花火 173 | 嵐さんに愛を叫べ

嵐さんに愛を叫べ

相葉くんと櫻葉さんが大好き!です

モデルズも大宮さんも、その他CPも登場します。

腐ってますので、ご理解のあるオトナのお嬢さまのみ、自己責任でご覧ください。
男性と思われる方、商業目的と思われる方の読者申請、コメントは削除させていただきます。




「嘘じゃねぇ。なんかされた、なんて思ってねぇ。
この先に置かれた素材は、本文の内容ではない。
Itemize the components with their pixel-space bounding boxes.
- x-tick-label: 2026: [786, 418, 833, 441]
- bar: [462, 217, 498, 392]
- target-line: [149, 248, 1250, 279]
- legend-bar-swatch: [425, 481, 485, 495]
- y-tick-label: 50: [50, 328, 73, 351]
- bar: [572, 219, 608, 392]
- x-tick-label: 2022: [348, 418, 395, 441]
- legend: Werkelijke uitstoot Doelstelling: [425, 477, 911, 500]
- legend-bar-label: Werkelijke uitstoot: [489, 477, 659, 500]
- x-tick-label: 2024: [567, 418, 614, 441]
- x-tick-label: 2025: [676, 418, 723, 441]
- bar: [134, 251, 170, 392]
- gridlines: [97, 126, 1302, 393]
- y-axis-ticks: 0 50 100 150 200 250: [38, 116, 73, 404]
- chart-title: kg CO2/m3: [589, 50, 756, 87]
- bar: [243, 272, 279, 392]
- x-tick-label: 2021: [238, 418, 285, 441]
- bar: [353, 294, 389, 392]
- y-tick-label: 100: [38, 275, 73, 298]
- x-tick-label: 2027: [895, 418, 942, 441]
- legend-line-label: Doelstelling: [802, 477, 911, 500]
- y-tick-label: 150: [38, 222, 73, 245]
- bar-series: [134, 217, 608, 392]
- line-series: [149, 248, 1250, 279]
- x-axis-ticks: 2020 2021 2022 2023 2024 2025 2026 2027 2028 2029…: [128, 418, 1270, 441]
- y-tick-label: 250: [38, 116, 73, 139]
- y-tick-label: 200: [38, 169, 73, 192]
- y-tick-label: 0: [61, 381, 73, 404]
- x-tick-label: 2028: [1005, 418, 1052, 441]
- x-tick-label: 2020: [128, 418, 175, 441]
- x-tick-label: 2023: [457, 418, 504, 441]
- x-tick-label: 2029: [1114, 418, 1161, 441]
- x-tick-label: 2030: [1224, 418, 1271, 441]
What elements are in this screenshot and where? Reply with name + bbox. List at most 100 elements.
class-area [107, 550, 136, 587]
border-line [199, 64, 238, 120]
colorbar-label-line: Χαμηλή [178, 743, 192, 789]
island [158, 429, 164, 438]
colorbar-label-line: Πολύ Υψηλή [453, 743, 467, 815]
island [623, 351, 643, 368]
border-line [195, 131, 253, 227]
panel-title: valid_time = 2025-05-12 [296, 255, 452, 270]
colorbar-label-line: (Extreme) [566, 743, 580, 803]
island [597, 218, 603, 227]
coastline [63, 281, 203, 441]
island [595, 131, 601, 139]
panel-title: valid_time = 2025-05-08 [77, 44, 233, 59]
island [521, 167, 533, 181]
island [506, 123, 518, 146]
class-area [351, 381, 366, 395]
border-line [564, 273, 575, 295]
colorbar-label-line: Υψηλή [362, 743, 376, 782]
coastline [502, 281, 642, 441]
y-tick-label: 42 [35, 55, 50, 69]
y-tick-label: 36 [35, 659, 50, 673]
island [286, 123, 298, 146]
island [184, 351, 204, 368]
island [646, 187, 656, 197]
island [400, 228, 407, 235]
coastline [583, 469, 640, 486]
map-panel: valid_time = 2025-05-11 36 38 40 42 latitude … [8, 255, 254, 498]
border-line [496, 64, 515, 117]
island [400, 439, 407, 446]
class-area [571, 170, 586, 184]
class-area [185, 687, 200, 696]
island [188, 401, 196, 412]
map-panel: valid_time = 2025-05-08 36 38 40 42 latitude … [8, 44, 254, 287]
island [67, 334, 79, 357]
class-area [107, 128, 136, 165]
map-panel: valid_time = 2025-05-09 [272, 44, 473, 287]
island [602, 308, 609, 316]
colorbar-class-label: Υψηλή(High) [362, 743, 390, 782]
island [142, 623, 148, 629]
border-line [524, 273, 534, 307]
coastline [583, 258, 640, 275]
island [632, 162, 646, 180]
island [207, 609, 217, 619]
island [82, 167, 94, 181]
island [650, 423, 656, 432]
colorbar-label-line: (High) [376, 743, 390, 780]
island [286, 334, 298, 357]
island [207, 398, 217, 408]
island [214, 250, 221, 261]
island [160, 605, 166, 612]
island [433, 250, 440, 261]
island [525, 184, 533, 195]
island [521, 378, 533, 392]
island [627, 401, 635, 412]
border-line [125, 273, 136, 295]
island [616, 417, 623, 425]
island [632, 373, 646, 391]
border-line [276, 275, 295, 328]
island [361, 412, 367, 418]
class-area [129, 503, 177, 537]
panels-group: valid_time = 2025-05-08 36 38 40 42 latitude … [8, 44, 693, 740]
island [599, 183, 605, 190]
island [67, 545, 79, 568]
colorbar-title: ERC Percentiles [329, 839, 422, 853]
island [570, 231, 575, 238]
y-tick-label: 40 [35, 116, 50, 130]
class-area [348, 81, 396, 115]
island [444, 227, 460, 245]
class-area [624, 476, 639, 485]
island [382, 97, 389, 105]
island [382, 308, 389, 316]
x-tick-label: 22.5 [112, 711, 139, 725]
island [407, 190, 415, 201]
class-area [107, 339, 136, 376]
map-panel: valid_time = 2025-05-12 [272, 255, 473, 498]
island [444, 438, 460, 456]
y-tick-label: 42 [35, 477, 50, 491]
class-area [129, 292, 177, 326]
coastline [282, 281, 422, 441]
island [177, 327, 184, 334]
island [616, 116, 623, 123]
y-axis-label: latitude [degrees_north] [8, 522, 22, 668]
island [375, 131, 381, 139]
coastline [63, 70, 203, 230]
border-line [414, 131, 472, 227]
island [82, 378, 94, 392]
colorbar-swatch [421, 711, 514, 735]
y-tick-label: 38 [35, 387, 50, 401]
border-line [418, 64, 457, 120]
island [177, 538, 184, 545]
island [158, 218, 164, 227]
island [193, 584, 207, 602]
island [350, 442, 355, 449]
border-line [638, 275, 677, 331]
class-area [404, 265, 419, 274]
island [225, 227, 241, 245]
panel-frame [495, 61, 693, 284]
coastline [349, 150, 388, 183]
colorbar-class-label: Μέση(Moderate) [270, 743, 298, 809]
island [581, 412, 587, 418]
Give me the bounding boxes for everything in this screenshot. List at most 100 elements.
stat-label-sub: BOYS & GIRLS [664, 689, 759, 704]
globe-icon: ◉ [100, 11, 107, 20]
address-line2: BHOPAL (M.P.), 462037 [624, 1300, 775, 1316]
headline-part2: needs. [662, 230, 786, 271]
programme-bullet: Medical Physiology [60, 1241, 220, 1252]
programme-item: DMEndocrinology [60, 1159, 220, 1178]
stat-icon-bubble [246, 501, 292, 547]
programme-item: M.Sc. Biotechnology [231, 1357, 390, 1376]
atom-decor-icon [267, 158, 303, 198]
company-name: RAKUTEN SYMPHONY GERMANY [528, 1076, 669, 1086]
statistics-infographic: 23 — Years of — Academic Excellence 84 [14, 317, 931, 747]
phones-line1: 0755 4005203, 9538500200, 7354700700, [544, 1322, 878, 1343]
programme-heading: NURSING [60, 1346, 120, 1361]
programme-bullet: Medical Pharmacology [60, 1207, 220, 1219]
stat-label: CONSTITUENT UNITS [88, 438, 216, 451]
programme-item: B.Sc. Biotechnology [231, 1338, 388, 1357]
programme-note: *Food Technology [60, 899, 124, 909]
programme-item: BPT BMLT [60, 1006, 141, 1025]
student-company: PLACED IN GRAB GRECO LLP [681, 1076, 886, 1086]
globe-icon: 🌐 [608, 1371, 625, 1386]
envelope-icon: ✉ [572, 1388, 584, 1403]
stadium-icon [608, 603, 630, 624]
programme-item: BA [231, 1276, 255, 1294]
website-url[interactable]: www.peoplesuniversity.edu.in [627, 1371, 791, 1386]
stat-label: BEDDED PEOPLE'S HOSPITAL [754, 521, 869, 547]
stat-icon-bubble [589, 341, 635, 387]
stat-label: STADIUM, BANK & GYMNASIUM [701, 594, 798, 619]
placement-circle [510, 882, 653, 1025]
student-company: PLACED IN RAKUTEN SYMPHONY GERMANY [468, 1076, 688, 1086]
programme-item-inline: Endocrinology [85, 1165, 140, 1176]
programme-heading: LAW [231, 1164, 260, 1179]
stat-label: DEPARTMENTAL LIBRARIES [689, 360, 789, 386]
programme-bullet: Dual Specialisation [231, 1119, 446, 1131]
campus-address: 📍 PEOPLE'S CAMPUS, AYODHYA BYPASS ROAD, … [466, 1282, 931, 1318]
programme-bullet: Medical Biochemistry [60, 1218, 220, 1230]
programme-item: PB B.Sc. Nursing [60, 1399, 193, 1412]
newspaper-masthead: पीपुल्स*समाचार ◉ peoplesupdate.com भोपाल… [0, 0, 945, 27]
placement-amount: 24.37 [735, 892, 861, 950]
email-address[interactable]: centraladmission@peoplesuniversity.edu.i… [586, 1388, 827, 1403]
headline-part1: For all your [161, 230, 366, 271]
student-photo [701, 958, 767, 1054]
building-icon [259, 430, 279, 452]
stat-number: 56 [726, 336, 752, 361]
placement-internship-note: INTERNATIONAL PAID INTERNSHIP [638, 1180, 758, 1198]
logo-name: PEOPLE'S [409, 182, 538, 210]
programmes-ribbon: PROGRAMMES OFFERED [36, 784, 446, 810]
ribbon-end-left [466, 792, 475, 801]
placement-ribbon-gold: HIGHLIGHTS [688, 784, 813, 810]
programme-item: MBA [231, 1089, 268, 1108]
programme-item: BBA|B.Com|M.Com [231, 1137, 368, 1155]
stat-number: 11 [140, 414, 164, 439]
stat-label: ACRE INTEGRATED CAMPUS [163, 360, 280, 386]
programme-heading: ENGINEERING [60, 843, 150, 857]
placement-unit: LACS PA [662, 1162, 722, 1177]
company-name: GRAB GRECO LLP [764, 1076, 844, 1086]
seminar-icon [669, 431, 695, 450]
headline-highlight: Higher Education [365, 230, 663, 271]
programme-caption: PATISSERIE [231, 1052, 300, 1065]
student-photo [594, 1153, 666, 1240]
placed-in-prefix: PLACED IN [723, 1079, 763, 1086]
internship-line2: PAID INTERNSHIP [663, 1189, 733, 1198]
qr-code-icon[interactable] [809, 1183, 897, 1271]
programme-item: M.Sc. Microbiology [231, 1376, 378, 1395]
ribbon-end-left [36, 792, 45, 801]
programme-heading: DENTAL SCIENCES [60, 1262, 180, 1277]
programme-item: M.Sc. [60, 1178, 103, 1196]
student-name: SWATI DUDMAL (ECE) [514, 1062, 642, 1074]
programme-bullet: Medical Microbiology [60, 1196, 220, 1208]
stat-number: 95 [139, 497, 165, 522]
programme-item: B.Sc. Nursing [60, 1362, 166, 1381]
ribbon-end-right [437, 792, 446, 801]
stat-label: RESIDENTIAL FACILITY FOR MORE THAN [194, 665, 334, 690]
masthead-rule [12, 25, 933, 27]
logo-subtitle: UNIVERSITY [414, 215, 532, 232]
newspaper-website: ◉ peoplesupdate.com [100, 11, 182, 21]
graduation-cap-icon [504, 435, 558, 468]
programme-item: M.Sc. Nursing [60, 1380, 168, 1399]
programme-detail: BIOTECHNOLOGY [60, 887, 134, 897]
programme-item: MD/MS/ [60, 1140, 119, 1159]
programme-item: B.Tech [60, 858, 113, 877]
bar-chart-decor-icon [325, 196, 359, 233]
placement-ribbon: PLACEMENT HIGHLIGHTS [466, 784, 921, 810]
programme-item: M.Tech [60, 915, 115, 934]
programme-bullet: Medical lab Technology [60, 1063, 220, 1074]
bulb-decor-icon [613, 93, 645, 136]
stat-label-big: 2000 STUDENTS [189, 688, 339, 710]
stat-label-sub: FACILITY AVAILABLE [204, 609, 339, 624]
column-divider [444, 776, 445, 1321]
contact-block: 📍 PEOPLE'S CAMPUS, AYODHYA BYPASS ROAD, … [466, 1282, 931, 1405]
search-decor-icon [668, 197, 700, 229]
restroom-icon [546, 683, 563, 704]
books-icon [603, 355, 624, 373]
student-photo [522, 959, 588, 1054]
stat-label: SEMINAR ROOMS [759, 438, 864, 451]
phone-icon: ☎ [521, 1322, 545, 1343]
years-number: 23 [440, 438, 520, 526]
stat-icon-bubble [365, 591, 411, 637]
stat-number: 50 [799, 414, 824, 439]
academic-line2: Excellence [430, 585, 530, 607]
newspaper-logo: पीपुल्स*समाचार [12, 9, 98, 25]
俺がしたかったんだよ」


曇りのない真っ直ぐな瞳に見つめられて、何も言うことが出来ずに下を向いた。


左腕に残るアザは、僕が、キミを離さなかったからできたもののはずなのに。

逃げ出そうとしても、逃げられなかったんでしょう?

『俺』がキミを離さなかったんだ。



「けど、結局なんも出来なかったから……


「それは違うよ、櫻井くん」


あの女から逃げるために、『俺』はキミを利用しようとしたんだよね?

そう考えれば、唇に残る感触にも説明がつく。


どうして、キミは僕を責めないの?

どうしてキミは、僕の近くにいてくれるの?

罵倒されたっておかしくないのに、どうしてキミは、泣いてるの?



「ずっと、居てくれたんでしょ?僕が変になっても」


「変って……ただ、俺が相葉さんのそばに居たかっただけだよ。

だけど、何もできなくて、自分が悔しくてどうしようもなくて、情けなくて……って、マジでカッコ悪すぎだ、俺」


どうして?って思うのに。

それ以上に、嬉しいと思うなんて。


その真っ直ぐな心は、誰かもっと……櫻井くんにふさわしい誰かに向けられるべきものなのに。


そう分かっているのに、狡い僕は櫻井くんを抱きしめる。



「あいば……さん?」


「ごめん、少しだけ」



ごめん、櫻井くん……


少しだけ、甘えさせて。

あと、ほんの少しだけ。



櫻井くんの手が、そっと僕の背中に回る。


その手を、離したくないなんて思っちゃいけない。



「ごめんね」


離れようとした僕を、櫻井くんの腕が引き寄せる。



「相葉さん、ごめん……ごめん、なんだけどさ……


「え?」


……腹減った」


「ぶっ……


思わず吹き出して、櫻井くんが困った顔で笑う。



「成長期なんだよ!」


「ふふ、うん。何かあったかな。すぐ作るから待ってて」


「スイマセン。お願いします」


しゅんって小さくなっちゃった櫻井くんの頭を、わしゃわしゃと撫でてから立ち上がった。